Hab selten an gscheiten Menschen getroffen, der das über sich selbst gesagt hat...

Ist die Beurteilung und sinnvolle Einordnen von Emojis in einem Satz jetzt Geisteswissenschaft weil die Bedeutung von Emojis nicht deterministisch ist oder doch Naturwissenschaft, weil es Neuronen, Impulse, und biochemische Prozesse irgendwo im menschlichen Hirn sind, die darüber entscheiden, ob man einen Satz jetzt richtig begreift, oder nicht? 

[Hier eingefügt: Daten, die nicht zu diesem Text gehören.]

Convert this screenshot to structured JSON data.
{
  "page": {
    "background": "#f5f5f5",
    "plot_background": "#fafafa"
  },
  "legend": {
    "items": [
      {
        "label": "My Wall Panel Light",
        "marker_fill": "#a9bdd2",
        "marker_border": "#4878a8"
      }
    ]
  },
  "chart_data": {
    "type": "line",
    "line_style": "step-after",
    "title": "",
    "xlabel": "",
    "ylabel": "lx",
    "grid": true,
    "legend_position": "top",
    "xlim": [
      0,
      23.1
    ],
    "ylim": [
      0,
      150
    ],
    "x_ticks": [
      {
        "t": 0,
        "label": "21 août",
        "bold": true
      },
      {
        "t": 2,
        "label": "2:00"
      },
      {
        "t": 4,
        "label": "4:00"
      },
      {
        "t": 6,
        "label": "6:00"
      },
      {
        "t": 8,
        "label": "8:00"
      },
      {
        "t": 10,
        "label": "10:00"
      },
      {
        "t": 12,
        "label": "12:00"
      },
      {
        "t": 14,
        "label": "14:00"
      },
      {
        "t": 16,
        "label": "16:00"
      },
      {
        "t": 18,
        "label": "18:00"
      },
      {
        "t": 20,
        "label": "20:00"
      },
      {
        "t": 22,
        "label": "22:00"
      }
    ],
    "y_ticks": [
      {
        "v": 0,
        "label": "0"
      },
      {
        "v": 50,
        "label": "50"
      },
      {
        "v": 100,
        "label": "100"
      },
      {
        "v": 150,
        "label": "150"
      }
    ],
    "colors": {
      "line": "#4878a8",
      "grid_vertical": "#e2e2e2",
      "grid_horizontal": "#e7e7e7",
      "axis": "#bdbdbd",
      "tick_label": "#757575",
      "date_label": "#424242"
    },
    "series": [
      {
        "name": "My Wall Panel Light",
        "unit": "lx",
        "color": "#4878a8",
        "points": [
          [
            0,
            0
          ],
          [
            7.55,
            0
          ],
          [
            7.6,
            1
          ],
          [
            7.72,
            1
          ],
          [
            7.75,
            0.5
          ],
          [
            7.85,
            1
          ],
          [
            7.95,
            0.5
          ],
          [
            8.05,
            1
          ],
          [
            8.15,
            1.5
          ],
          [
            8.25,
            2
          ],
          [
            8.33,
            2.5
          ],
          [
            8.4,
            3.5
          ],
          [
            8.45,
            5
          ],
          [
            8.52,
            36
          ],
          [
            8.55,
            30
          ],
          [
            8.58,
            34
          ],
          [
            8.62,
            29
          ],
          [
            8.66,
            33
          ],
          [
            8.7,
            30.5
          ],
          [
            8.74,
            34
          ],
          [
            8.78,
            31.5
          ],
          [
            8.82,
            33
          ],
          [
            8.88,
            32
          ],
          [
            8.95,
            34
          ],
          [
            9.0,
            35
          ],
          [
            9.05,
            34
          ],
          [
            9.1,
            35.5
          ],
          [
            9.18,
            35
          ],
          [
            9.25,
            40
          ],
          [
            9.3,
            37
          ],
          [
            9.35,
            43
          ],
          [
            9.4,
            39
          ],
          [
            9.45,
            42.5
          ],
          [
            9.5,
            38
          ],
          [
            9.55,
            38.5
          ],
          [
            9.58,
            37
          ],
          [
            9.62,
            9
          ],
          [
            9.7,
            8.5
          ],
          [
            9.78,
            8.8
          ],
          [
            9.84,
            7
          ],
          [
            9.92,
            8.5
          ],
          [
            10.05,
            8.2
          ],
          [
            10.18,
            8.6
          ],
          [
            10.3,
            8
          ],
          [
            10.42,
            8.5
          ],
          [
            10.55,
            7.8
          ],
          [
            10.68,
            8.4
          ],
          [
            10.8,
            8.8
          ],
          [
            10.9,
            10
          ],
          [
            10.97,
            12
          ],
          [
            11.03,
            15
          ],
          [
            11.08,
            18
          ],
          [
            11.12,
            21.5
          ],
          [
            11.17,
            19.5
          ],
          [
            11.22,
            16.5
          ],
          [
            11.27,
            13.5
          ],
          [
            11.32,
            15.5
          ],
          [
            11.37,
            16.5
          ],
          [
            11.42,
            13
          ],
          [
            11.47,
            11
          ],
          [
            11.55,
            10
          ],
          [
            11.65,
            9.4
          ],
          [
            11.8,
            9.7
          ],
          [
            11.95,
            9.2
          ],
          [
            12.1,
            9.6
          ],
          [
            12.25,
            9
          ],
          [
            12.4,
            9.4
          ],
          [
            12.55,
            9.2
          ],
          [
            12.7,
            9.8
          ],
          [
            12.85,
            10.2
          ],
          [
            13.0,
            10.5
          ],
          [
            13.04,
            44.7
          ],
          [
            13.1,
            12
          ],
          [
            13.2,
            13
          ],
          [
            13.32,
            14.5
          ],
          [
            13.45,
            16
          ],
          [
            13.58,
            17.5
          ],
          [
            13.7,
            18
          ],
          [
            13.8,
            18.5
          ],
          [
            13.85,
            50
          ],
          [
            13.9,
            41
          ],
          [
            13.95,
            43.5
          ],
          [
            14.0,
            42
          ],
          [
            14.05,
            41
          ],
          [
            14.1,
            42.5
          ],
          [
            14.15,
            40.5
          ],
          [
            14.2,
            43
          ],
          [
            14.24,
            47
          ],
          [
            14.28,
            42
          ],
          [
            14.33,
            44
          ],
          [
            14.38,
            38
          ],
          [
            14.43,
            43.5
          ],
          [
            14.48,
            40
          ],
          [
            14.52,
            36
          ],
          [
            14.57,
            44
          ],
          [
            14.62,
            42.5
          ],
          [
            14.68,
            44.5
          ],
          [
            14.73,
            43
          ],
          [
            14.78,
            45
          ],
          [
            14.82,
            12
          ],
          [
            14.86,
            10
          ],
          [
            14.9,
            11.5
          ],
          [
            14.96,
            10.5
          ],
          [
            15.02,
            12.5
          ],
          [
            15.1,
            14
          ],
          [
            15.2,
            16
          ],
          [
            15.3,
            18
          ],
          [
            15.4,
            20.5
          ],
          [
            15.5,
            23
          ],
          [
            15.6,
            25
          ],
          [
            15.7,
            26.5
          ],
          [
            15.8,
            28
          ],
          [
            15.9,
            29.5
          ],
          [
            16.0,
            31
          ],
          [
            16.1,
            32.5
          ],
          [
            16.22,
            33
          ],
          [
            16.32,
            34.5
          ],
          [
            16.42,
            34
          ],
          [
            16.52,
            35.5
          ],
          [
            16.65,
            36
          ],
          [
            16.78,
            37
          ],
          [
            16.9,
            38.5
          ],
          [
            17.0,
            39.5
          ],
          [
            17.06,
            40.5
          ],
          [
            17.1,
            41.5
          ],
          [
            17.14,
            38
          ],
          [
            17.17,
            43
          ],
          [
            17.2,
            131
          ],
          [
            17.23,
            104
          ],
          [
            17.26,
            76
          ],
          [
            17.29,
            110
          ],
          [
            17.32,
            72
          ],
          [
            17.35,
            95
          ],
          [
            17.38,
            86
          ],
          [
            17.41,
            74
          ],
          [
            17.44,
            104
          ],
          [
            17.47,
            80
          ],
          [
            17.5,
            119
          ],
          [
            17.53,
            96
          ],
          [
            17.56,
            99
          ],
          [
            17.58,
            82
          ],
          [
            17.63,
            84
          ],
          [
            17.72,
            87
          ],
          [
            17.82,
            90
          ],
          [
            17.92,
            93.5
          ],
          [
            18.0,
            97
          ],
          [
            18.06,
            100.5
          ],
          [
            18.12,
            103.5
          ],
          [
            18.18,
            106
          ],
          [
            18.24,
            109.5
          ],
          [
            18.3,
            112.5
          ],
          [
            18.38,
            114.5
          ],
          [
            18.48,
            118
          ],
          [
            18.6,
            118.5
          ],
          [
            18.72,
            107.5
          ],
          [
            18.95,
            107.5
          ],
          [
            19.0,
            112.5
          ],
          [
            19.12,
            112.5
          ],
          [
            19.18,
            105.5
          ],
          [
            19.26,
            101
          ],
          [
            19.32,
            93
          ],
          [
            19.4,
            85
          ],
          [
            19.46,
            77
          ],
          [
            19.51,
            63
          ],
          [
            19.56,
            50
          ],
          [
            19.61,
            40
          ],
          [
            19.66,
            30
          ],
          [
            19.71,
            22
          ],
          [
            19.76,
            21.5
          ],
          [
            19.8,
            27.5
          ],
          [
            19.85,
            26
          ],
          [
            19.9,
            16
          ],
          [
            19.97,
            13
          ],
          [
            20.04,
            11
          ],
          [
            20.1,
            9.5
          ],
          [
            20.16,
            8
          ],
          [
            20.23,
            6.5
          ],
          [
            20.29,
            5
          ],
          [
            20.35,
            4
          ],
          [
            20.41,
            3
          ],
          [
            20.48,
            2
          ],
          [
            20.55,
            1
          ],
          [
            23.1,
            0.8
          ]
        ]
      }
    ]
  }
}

11mousa schrieb vor 3 Stunden:

Zu einem gewissen Teil sicher. Aber damit du wirklich NaWi wirst und dort auch zu einem gewissen Grad Erfolg hast, musst du (wie auch im klassischen IT/Coding Bereich) einen gewissen Schlag in die OCD Richtung haben :laugh:

Ich für meinen Teil finde gewisse SoWis nicht uninteressant und sehr viele wichtig. Mich nerven nur solche grievance studies, wo man in einem Journal ein Kapitel aus Mein Kampf oder Reviews lassen kann, solange man die Opfer- und Tätergruppen richtig anpasst.

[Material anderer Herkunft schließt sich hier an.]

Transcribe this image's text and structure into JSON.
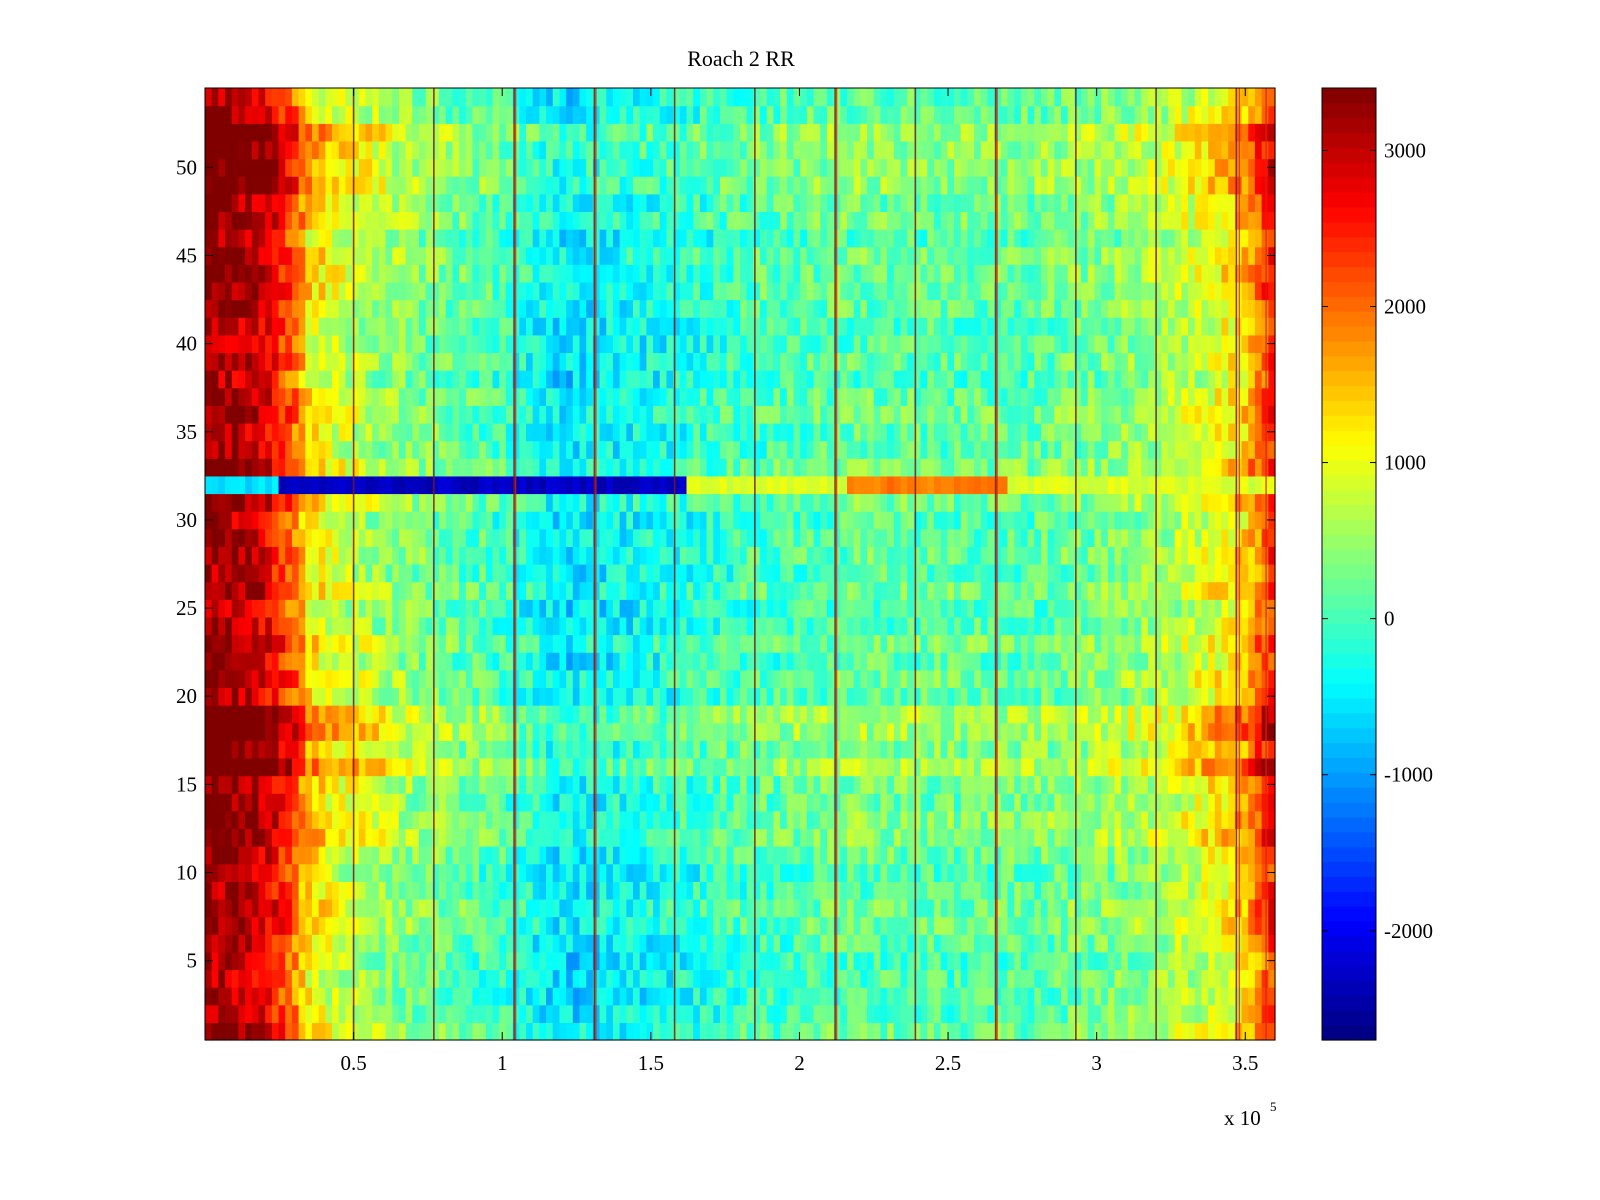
{
  "chart_data": {
    "type": "heatmap",
    "title": "Roach 2 RR",
    "xlabel": "",
    "ylabel": "",
    "x_exponent_label": {
      "base": "x 10",
      "exp": "5"
    },
    "xlim": [
      0,
      3.6
    ],
    "ylim": [
      0.5,
      54.5
    ],
    "x_ticks": [
      0.5,
      1,
      1.5,
      2,
      2.5,
      3,
      3.5
    ],
    "x_tick_labels": [
      "0.5",
      "1",
      "1.5",
      "2",
      "2.5",
      "3",
      "3.5"
    ],
    "y_ticks": [
      5,
      10,
      15,
      20,
      25,
      30,
      35,
      40,
      45,
      50
    ],
    "y_tick_labels": [
      "5",
      "10",
      "15",
      "20",
      "25",
      "30",
      "35",
      "40",
      "45",
      "50"
    ],
    "colormap": "jet",
    "clim": [
      -2700,
      3400
    ],
    "colorbar": {
      "ticks": [
        3000,
        2000,
        1000,
        0,
        -1000,
        -2000
      ],
      "tick_labels": [
        "3000",
        "2000",
        "1000",
        "0",
        "-1000",
        "-2000"
      ]
    },
    "rows": 54,
    "x_range_units": "x 10^5",
    "baseline_profile": {
      "x": [
        0,
        0.1,
        0.2,
        0.3,
        0.35,
        0.45,
        0.6,
        0.8,
        1.0,
        1.2,
        1.4,
        1.6,
        1.8,
        2.0,
        2.2,
        2.5,
        2.8,
        3.0,
        3.2,
        3.35,
        3.5,
        3.6
      ],
      "value": [
        3300,
        3200,
        2900,
        2100,
        1300,
        900,
        550,
        250,
        0,
        -500,
        -350,
        -200,
        0,
        100,
        200,
        150,
        200,
        350,
        550,
        900,
        1400,
        2600
      ]
    },
    "vertical_stripes": {
      "dark": [
        0.5,
        0.77,
        1.04,
        1.31,
        1.58,
        1.85,
        2.12,
        2.39,
        2.66,
        2.93,
        3.2,
        3.47
      ],
      "red": [
        1.045,
        1.315,
        2.125,
        2.665,
        3.48,
        3.57
      ]
    },
    "anomaly_row": {
      "row": 32,
      "segments": [
        {
          "from": 0.0,
          "to": 0.25,
          "value": -600
        },
        {
          "from": 0.25,
          "to": 1.62,
          "value": -2300
        },
        {
          "from": 1.62,
          "to": 2.15,
          "value": 900
        },
        {
          "from": 2.15,
          "to": 2.7,
          "value": 1900
        },
        {
          "from": 2.7,
          "to": 3.6,
          "value": 900
        }
      ]
    },
    "hot_rows": [
      11,
      12,
      13,
      16,
      17,
      18,
      19,
      49,
      50,
      51,
      52
    ],
    "cool_rows": [
      3,
      4,
      5,
      6,
      10,
      11
    ]
  }
}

Ich finde grundsätzlich alle Wissenschaften interessant. Habe zuletzt die Ornithologie für mich entdeckt und sitze mit meinem Vogelkundebuch im Garten und beobachte stundenlang Vögel und dokumentiere ihr Erscheinen. Ist nicht jedermanns Ding, aber genau darum gehts, jeder hat seine Interessen und am Ende muss man machen, was einen interessiert und glücklich macht. 

Wenn einer Anthropologe, Philosoph oder Japanologe werden will, weil ihn das halt interessiert, dann soll er damit glücklich werden. Obs eine gute Entscheidung im Hinblick auf berufliche Karriere ist, muss man sich halt überlegen, aber das weiß man eigentlich nie.